A fórmula da ponderação "revisitada" poderá ajudar a garantir maior transparência, explicabilidade, responsabilidade e contestabilidade, garantindo o que se tem denominado de "contestability by design (CbD)", mais amplo do que a garantia apenas do direito de revisão humana, por garantir a intervenção humana nas diferentes etapas e durante o processo de desenvolvimento do sistema (design participativo).
Da mesma forma, poderá ser englobada como dentro da análise de colisão de direitos fundamentais, quando da elaboração de instrumentos de "compliance" como a ALI, o DPIA e a AII, demonstrando a boa-fé, transparência, prevenção, para com a legislação e melhores recomendações práticas por órgãos especializados, aumentando o nível de transparência, segurança, responsabilização, prestação de contas e confiança, logo, sua sustentabilidade.

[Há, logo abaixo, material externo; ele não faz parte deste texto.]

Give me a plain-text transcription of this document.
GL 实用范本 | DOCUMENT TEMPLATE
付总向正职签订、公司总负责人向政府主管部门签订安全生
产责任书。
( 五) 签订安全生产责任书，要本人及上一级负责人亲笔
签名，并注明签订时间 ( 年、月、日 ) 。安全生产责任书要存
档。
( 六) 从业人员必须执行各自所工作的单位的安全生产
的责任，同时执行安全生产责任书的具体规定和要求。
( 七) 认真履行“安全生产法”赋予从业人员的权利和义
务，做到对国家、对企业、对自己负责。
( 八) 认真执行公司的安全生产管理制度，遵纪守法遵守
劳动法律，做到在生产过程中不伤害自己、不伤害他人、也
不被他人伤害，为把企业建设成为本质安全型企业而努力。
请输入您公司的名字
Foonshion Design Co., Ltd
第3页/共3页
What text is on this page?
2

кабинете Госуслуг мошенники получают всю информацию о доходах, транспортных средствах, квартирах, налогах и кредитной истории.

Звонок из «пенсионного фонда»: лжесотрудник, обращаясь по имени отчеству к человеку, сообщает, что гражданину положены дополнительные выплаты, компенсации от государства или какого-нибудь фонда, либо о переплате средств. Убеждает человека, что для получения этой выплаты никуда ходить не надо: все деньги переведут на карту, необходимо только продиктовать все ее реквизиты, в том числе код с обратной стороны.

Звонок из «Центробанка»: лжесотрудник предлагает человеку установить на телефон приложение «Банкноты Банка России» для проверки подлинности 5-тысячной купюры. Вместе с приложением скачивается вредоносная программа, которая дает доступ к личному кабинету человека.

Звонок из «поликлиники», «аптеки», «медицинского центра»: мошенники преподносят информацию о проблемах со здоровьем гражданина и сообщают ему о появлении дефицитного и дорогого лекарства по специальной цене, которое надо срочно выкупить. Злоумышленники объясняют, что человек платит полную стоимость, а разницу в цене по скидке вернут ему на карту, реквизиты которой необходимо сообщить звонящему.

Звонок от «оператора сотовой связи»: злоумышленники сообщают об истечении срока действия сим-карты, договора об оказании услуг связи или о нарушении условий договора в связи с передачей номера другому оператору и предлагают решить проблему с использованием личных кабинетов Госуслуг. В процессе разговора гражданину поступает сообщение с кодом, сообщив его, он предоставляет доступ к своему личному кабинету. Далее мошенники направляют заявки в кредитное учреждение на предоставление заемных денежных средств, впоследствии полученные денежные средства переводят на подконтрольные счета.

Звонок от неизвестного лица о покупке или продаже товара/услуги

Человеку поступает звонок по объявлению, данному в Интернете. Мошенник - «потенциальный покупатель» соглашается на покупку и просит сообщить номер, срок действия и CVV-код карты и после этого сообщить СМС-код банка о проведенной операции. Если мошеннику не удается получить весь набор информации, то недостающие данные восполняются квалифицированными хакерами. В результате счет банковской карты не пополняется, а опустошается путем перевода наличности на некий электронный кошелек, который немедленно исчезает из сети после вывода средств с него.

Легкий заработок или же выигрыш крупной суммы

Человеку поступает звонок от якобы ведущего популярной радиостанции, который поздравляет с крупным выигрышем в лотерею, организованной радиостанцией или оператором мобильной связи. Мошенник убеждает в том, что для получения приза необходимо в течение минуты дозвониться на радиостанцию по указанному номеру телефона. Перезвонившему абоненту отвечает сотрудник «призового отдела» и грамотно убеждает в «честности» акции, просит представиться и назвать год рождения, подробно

A presente abordagem de "DFbD" poderá, pois, complementar os processos de "due diligence" dos direitos humanos/fundamentais/proteção de dados/IA, fornecendo um caminho estruturado para o desenvolvimento prático dos requisitos de design – "DFbD", bem como para a elaboração adequada da AIIA - avaliação de impacto algorítmico com base em DF. A governança de IA para o Brasil vem qualificada de "governança antropofágica", no sentido de autóctone, enraizada no solo tropical do Brasil, levando em consideração sua realidade histórica e características sócio-culturais, ao mesmo tempo que é atualizada com os desenvolvimentos internacionais, em uma abordagem que seja holística e democrática, a qual mais se coaduna com as características da IA em sua origem (cibernética). Isso se dá em uma perspectiva não eurocêntrica, mas multicultural, de modo a alcançar uma justiça algorítmica democrática e inclusiva.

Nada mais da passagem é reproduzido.